Non-Gaming Interludium XXIII - Cloverfield
Das letzte Mal habe ich hier wahre Lobeshymnen über J.J. Abrams neue TV-Serie "Fringe" abgelassen. Lobeshymnen, die nach der mittlerweile fünften Episode mehr als nur gerechtfertigt sind. Von daher dachte ich, kann man ja nix falsch machen, und habe in einem Anfall von Spontanität letzten Samstag nicht nur Civ4-Colonization, sondern auch "Cloverfield" erstanden.
Der letzte Samstag war jedoch ein ganz, ganz schlechter Tag für mein Bauchgefühl, welches mich bei derartigen Spontanaktionen in der Regel nicht im Stich lässt. Diesmal jedoch ... Mondstand, Biorythmus, leicht verschnupft, schlechtes Karma?
Ok, das ist das so mithin das einzig Sehenswerte an diesem Film. Der Rest ...
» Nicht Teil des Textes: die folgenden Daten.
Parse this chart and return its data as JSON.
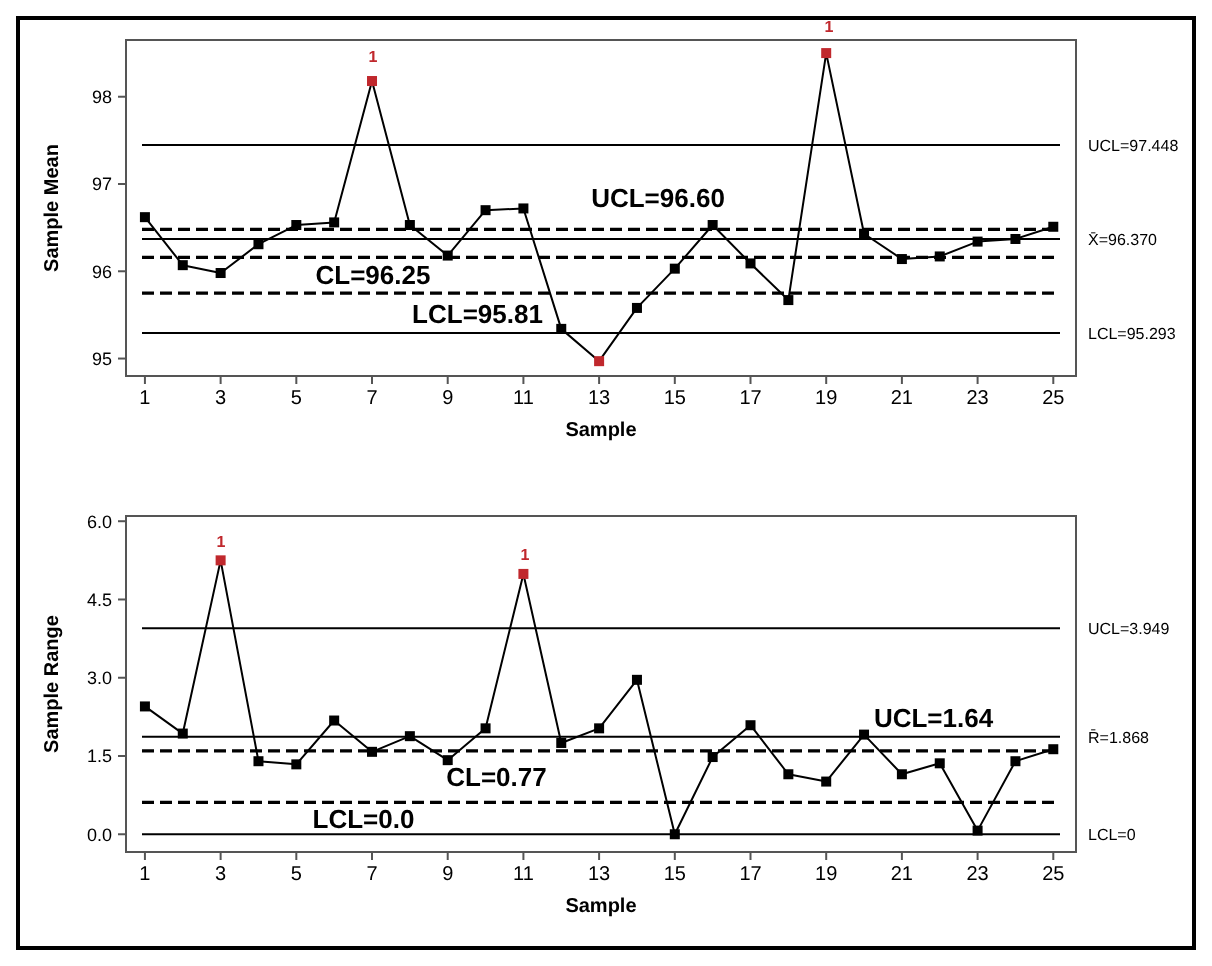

Ja, die beklemmende Atmosphäre durch Wackelkamera und haufenweise Soundeffekte, die dem Zuhörer mehr vorgauckeln, als der Zuschauer tatsächlich sieht, das funktioniert teilweise richtig gut. Mittendrin, statt nur dabei! Die etwa 10-15 min Spielfilmzeit von der ersten Gebäudeerschütterung, die allseits bekannte Freiheitsstatuenkopf-Bowling-Szene, die Flucht über die Brooklynbridge und diverse Actionsequenzen in den Strassen von New York bis hin zum "Verschnaufen" in einer Subway-Station sind grandios. Action-Kino, Genre-Kino vom feinsten, neu abgemischt durch das konsequente Verwenden einer subjektiven Handkamera. Nix zu meckern! Aber nur diese 10-15 Minuten.
Sonst ist "Cloverfield" das perfekte Beispiel dafür, wie LANGWEILIG ein Film trotz Spitzeneffekte und einiger guter Szenen ist, wenn man keine Geschichte zu erzählen hat. Denn ab dem Moment, in dem es die erste der, ähh, Hauptpersonen splattermäßig zerreisst, wünscht man sich, dass doch bitte der Rest der Crew ebenso stilvoll abtritt. Wobei ich mir nicht sicher bin, ob diese, hüstel, Indifferenz gegenüber den Charakteren dem Drehbuch oder den Darstellern anzulasten ist. Gut, das Drehbuch gibt nicht viel her in Punkto Charakterentwicklung, aber wenn ich die Auftritte von Rhona Mitra, Bob Hoskins oder David O'Hara im ebenso nicht sonderlich anspruchsvollen "Doomsday" mit dem Gestümper vergleiche, welches ich hier erleben darf ...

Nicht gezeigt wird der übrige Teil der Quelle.